Pamela Noutcho Sawa

Personal information
- Nationality: Italian
- Born: Pamela Malvina Noucho Sawa 1992/1993 Bafia, Cameroon
- Height: 5 ft 7 in (170 cm)
- Weight: Lightweight

Boxing career
- Stance: Orthodox

Boxing record
- Total fights: 10
- Wins: 10
- Win by KO: 2

= Pamela Noutcho Sawa =

Cameroonian-Italian boxer

Pamela Noutcho Sawa (born 1992/1993) is a Cameroon-born Italian professional boxer. She has held the IBO female lightweight title since November 2025. Sawa is also a former European and Italian female lightweight champion.

==Personal life==
Born in Bafia, Cameroon, Sawa moved to Italy aged eight.
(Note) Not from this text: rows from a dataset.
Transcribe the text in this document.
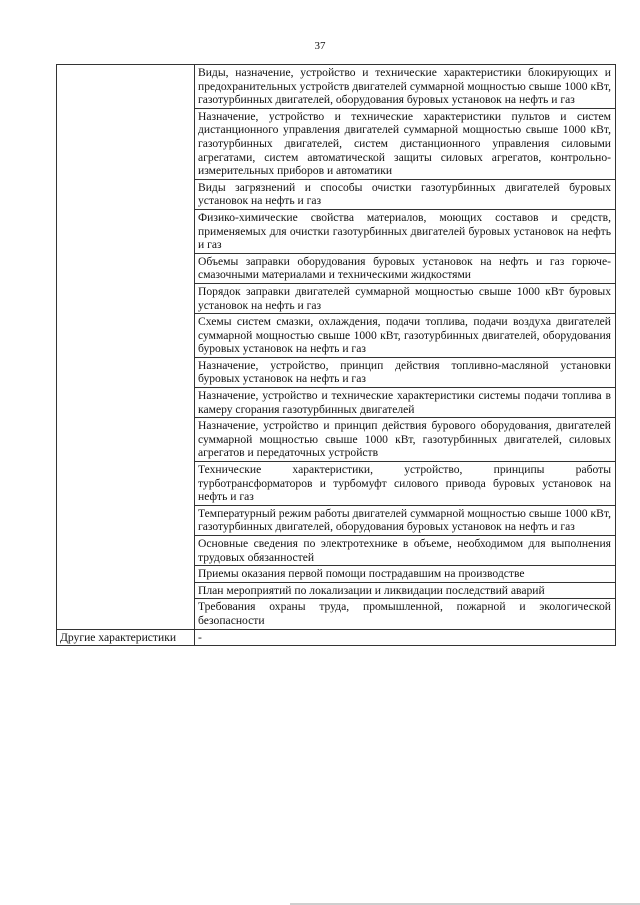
37
	Виды, назначение, устройство и технические характеристики блокирующих и предохранительных устройств двигателей суммарной мощностью свыше 1000 кВт, газотурбинных двигателей, оборудования буровых установок на нефть и газ
	Назначение, устройство и технические характеристики пультов и систем дистанционного управления двигателей суммарной мощностью свыше 1000 кВт, газотурбинных двигателей, систем дистанционного управления силовыми агрегатами, систем автоматической защиты силовых агрегатов, контрольно-измерительных приборов и автоматики
	Виды загрязнений и способы очистки газотурбинных двигателей буровых установок на нефть и газ
	Физико-химические свойства материалов, моющих составов и средств, применяемых для очистки газотурбинных двигателей буровых установок на нефть и газ
	Объемы заправки оборудования буровых установок на нефть и газ горюче-смазочными материалами и техническими жидкостями
	Порядок заправки двигателей суммарной мощностью свыше 1000 кВт буровых установок на нефть и газ
	Схемы систем смазки, охлаждения, подачи топлива, подачи воздуха двигателей суммарной мощностью свыше 1000 кВт, газотурбинных двигателей, оборудования буровых установок на нефть и газ
	Назначение, устройство, принцип действия топливно-масляной установки буровых установок на нефть и газ
	Назначение, устройство и технические характеристики системы подачи топлива в камеру сгорания газотурбинных двигателей
	Назначение, устройство и принцип действия бурового оборудования, двигателей суммарной мощностью свыше 1000 кВт, газотурбинных двигателей, силовых агрегатов и передаточных устройств
	Технические характеристики, устройство, принципы работы турботрансформаторов и турбомуфт силового привода буровых установок на нефть и газ
	Температурный режим работы двигателей суммарной мощностью свыше 1000 кВт, газотурбинных двигателей, оборудования буровых установок на нефть и газ
	Основные сведения по электротехнике в объеме, необходимом для выполнения трудовых обязанностей
	Приемы оказания первой помощи пострадавшим на производстве
	План мероприятий по локализации и ликвидации последствий аварий
	Требования охраны труда, промышленной, пожарной и экологической безопасности
Другие характеристики	-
She gained Italian citizenship in 2022 and away from the boxing ring works as a nurse.

==Career==
Having won the Italian amateur female 64 kg championship in 2020, Sawa claimed the vacant national professional female lightweight title with a unanimous decision success over Nadia Flalhi at PalaCasoria in Casoria on 8 September 2023.

Unbeaten in her first seven pro-fights, she defeated Nina Pavlovic via unanimous decision at Unipol Arena in Casalecchio di Reno on 25 October 2024 to win the vacant European female lightweight title. The contest was held behind closed doors without a crowd due to severe flooding in the area around the venue.

Sawa successfully defended her title by stopping Martina Righi in the first round at Palasport Arena Giuseppe Bondi in Ferrara on 11 April 2025.

She faced Brenda Karen Carabajal for the vacant IBO female lightweight title at Unipol Arena in Casalecchio di Reno on 7 November 2025. Sawa was knocked to the canvas in the seventh round but recovered to finish the fight and won by split decision with two of the ringside judges favouring her 97–92 and 95–94 respectively, while the third scored the bout 95–94 for her opponent.